Cennet Sineması
Cennet Sineması Konusu
1988 yılı İtalyan yapımı olan Cennet Sineması’nın yönetmenliğini Guiseppe Tornatore yapmıştır. Oyuncu kadrosuna baktığımızda ise Philippe Noiret, Salvatore Cascio ve Marco Leonardi’yi görüyoruz. Film ünlü bir yönetmenin gelen bir telefonla 30 yıl geçmişine giderek yaşadığı dramatik sahneleri karşımıza çıkarıyor.
2.Dünya Savaşı sonrası 1980’li yılların Roma’sında başlar film. Dönemin ünlü yönetmenlerinden biri olmayı başarmış Guiseppe Tornatore işinden çıkıp geç bi saatte eve gelmiştir. Eve geldiğinde sevgilisi tarafından karşılanır ancak kendisine kötü bir haber verilecektir. Sevgilisi, annesinin aradığını ve Alfredo adında yaşlı bir adamın ölmüş olduğunu bunu oğluna bildirmesi gerektiğini söyler. Tornatore bunu duyduğunda bizi 30 yıl önceki çocukluğuna götürür. Tornatore savaş sırasında babasını kaybetmiş 6 yaşında bir çocukken sürekli gittiği cennet sineması adında bir yer onun yaşadıklarından kaçması için durak noktası olmuştur. Cennet sinemasının makinisti Alfredo onun yaramazlıklarını görmezden gelerek babacan bir tavırla birlikte zaman geçirmeye başlamıştır. Sinema dışında da sürekli birlikte vakit geçirmeye başlarlar ve ikili arasında baba oğul ilişkisi başlamış olur.
Alfredo makinistlik yaptığı zamanlar Tornatore sürekli onun yanında bulunmuş ve sinema onun için büyük bir zevke dönüşmüştür. Her fırsatta öğrendiği bilgiler onu gelecekte bulunmak istediği konum için hayal kurmaya itmiştir. İlerleyen zamanlarda becerisi ve hayalleri sayesinde Alfred’in asistanı olmayı başarmıştır. Tornatore, onun sinemaya bakış açısından, bilgisinden, sahneleri yorumlamasından faydalanacak büyümüş ve her fırsatta daha fazlası için mücadele etmiştir.

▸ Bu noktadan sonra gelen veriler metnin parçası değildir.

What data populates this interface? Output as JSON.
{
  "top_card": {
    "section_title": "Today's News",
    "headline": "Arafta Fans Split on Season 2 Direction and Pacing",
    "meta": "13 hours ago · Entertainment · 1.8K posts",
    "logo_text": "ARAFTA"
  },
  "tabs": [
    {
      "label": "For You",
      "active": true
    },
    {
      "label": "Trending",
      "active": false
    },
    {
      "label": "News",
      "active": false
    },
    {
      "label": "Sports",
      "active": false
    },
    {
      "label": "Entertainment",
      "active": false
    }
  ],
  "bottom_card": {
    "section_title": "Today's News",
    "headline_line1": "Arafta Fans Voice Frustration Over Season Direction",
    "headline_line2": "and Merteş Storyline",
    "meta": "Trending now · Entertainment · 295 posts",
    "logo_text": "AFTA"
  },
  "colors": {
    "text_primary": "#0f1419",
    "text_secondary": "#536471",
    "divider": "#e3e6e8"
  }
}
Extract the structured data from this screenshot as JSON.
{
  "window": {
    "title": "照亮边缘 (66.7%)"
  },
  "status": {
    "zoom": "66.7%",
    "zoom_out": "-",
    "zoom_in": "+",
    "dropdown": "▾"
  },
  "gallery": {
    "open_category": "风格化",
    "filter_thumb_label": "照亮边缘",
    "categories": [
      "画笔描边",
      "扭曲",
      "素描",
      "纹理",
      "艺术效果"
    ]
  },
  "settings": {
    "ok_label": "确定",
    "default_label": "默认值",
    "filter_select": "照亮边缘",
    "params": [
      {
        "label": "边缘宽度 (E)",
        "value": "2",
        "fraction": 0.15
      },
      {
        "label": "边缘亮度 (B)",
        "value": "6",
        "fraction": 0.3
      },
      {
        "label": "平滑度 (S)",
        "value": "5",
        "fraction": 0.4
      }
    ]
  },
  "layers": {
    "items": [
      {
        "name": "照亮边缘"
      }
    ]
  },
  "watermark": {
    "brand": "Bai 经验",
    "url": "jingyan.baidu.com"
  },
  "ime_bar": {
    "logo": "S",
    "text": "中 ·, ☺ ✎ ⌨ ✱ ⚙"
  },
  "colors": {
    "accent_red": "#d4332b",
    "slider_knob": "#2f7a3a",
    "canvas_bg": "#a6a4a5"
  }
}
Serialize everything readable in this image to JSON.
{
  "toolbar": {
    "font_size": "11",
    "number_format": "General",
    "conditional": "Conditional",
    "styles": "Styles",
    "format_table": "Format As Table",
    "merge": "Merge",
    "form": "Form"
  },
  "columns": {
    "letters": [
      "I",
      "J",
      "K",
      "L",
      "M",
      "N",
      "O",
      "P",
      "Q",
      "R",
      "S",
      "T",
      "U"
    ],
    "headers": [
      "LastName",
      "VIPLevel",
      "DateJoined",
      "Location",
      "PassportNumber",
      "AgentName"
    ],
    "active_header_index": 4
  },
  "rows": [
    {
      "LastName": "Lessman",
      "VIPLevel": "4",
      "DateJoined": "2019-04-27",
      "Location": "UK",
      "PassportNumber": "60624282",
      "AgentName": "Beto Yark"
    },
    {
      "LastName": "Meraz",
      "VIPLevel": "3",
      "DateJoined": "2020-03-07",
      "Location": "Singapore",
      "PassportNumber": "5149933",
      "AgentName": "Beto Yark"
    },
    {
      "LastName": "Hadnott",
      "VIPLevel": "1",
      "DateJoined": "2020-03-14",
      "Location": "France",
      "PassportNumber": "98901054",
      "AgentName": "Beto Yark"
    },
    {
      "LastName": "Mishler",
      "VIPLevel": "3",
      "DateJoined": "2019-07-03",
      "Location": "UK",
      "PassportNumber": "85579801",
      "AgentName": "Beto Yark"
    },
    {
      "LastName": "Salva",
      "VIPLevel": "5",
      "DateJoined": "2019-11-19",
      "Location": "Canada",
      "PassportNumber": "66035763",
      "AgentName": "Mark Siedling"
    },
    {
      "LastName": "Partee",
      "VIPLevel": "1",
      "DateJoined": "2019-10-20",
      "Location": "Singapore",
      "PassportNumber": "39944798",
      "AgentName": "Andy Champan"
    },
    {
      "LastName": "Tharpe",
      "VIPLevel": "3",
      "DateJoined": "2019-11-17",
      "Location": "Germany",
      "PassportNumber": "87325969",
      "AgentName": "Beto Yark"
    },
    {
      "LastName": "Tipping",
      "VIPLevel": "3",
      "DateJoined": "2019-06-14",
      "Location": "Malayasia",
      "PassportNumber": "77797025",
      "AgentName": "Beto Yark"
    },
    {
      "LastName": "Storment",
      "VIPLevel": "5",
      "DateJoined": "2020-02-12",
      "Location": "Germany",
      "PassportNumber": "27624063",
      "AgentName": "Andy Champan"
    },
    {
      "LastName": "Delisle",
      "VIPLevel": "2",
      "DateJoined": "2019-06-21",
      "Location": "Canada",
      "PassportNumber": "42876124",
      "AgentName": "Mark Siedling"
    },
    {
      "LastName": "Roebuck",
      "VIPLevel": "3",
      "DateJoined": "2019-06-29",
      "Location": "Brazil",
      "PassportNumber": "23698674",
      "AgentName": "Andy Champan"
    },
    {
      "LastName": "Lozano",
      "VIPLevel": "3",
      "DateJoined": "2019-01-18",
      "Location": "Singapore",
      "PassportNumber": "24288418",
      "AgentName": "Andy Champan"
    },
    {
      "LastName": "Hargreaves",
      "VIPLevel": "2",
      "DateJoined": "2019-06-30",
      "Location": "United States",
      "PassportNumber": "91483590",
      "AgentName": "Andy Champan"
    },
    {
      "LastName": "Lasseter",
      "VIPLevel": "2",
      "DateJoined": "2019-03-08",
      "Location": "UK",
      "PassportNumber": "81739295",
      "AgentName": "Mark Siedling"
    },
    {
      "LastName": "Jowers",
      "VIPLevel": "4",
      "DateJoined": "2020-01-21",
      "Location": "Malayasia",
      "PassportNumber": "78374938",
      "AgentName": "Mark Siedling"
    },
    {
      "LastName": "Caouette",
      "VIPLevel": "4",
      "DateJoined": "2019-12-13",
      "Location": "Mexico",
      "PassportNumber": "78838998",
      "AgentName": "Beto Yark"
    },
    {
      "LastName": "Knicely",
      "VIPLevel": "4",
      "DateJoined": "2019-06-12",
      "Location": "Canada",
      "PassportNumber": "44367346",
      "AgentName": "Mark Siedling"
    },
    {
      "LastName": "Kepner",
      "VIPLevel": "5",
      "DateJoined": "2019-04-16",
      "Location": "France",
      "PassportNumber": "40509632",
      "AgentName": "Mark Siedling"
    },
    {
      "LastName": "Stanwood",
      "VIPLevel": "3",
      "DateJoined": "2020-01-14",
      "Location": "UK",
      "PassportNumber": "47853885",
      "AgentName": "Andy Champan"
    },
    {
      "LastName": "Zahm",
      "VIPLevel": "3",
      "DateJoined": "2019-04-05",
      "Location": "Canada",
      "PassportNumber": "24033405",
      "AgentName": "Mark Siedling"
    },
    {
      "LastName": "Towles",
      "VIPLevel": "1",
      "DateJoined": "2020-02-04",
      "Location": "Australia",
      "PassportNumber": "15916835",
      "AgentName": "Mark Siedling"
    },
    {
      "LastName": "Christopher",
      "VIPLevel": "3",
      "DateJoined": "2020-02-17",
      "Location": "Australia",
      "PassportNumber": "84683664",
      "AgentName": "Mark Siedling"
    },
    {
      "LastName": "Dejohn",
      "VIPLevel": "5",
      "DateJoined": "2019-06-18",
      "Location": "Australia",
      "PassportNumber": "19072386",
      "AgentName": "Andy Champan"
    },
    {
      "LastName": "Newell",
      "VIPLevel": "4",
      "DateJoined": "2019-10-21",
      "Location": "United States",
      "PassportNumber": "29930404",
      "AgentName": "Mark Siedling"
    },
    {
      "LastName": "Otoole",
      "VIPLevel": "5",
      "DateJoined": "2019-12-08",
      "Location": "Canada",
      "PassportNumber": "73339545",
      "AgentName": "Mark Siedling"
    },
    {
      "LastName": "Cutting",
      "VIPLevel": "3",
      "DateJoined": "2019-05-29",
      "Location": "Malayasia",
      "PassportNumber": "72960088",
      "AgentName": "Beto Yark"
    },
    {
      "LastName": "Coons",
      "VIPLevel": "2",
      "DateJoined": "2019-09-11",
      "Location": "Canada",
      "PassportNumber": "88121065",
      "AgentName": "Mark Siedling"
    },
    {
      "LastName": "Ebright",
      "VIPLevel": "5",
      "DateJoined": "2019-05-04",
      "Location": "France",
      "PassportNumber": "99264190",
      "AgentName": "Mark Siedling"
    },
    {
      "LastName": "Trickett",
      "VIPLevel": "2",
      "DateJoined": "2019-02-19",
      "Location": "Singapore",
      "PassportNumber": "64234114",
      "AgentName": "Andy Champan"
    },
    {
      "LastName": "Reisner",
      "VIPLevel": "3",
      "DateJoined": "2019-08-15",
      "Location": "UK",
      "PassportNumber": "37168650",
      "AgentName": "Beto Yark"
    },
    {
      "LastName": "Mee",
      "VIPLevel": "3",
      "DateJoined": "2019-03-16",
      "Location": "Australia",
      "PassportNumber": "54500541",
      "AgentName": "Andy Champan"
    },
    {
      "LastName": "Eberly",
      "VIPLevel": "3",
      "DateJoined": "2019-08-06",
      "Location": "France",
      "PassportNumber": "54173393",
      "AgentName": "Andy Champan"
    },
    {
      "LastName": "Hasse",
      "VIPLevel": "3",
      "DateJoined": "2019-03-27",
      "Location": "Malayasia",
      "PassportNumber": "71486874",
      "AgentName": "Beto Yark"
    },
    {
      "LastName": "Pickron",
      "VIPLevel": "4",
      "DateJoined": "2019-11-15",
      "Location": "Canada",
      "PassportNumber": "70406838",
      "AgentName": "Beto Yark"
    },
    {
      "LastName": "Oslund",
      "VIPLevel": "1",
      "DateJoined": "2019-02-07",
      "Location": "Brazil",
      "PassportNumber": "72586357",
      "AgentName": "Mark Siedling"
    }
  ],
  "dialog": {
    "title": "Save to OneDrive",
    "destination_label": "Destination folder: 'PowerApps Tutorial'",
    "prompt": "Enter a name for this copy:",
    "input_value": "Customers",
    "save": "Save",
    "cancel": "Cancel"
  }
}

Alfred büyüdüğünde artık bu bölgeden uzaklaşıp yeteneklerini ve hayallerini gerçekleştirmesi için ona öğütler vermeye başlamıştır. Hayatının dönüm noktası olan bu konuşma sonrası Tornatore ustasının dediğini yapıp ünlü bir yönetmen olmanın adımlarını atmaya başlamıştır.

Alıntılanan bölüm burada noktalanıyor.